What are the fundamental characteristics of policies and protocols of cultural heritage organisations in Australia and New Zealand in relation to the digitisation of Indigenous cultural knowledge? We seek to provide some response to this via the following sub-questions:
- Do heritage organisations in Australia and New Zealand structure digitisation policies that include reference to Indigenous cultural knowledge? If so, how are these termed?
- What are the socio-cultural issues that are involved in digitising Indigenous cultural knowledge between different cultural heritage organisations in Australia and New Zealand?
- How accessible to the public are digitisation policies on the Web?
- What protection exists for the cultural and intellectual property rights of Indigenous people in Australia and New Zealand and is this reflected in organisational policy?
This research probes the gap in the current literature on this topic which is predominately limited to: case studies (Faulkner & Lewincamp, 2003; Wu, 2006), individuals stating their perspective either as a developer of digitisation projects (Janke, 2006), an Indigenous perspective (Nakata, 2002; Million, 2005) or from a macro level from a historical point of view which explores the societal influences over time (Joyce, 1999).
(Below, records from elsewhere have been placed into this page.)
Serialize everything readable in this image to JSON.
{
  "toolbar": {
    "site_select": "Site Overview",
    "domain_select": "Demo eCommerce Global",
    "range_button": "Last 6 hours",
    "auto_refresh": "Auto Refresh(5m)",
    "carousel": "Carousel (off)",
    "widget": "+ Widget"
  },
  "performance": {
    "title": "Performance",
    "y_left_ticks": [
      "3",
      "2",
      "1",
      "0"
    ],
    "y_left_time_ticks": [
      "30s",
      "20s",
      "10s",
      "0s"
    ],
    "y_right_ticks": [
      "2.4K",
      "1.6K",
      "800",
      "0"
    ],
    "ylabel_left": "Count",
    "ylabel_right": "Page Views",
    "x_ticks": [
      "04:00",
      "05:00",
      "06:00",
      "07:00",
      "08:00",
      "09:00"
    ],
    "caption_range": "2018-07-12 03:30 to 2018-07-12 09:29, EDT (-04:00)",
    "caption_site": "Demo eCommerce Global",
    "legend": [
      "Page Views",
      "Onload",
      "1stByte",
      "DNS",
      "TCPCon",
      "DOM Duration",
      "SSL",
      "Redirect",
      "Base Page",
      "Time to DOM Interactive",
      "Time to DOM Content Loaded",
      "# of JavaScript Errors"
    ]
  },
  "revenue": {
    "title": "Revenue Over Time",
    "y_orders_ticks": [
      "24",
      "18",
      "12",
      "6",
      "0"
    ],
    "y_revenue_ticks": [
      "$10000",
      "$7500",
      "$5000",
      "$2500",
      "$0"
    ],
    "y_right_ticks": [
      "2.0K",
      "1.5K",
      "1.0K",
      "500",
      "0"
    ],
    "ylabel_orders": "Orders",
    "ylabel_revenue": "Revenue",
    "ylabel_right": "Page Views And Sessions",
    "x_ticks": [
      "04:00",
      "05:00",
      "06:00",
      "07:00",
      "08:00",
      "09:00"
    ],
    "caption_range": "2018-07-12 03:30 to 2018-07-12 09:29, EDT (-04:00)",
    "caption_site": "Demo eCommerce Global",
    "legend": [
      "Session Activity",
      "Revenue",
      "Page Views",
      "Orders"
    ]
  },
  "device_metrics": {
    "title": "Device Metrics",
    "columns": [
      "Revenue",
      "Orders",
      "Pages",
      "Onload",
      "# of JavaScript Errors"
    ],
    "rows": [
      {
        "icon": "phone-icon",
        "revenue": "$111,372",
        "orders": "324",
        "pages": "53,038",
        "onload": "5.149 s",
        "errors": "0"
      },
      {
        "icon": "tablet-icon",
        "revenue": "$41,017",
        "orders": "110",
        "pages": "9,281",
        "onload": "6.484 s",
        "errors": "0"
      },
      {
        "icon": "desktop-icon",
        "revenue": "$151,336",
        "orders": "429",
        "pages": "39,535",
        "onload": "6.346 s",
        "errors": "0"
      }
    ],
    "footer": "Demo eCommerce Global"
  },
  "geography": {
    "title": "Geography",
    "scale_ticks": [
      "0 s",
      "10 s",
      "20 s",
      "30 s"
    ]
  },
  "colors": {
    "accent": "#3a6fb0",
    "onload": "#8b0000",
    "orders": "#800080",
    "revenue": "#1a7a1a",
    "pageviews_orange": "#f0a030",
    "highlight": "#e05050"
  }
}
This research investigates across different types of heritage organisations, which is another gap in the literature, as the majority of studies are based separately on museums, libraries, and archives not on cross-institutional study. The author of this research project does not attempt to present an Indigenous perspective. Nevertheless, the study hopes to include the main issues that Indigenous people have by consulting works by Indigenous scholars, and exploring Indigenous methodology in particular extensively reading the literature which uses a ‘de-colonising’ methodology.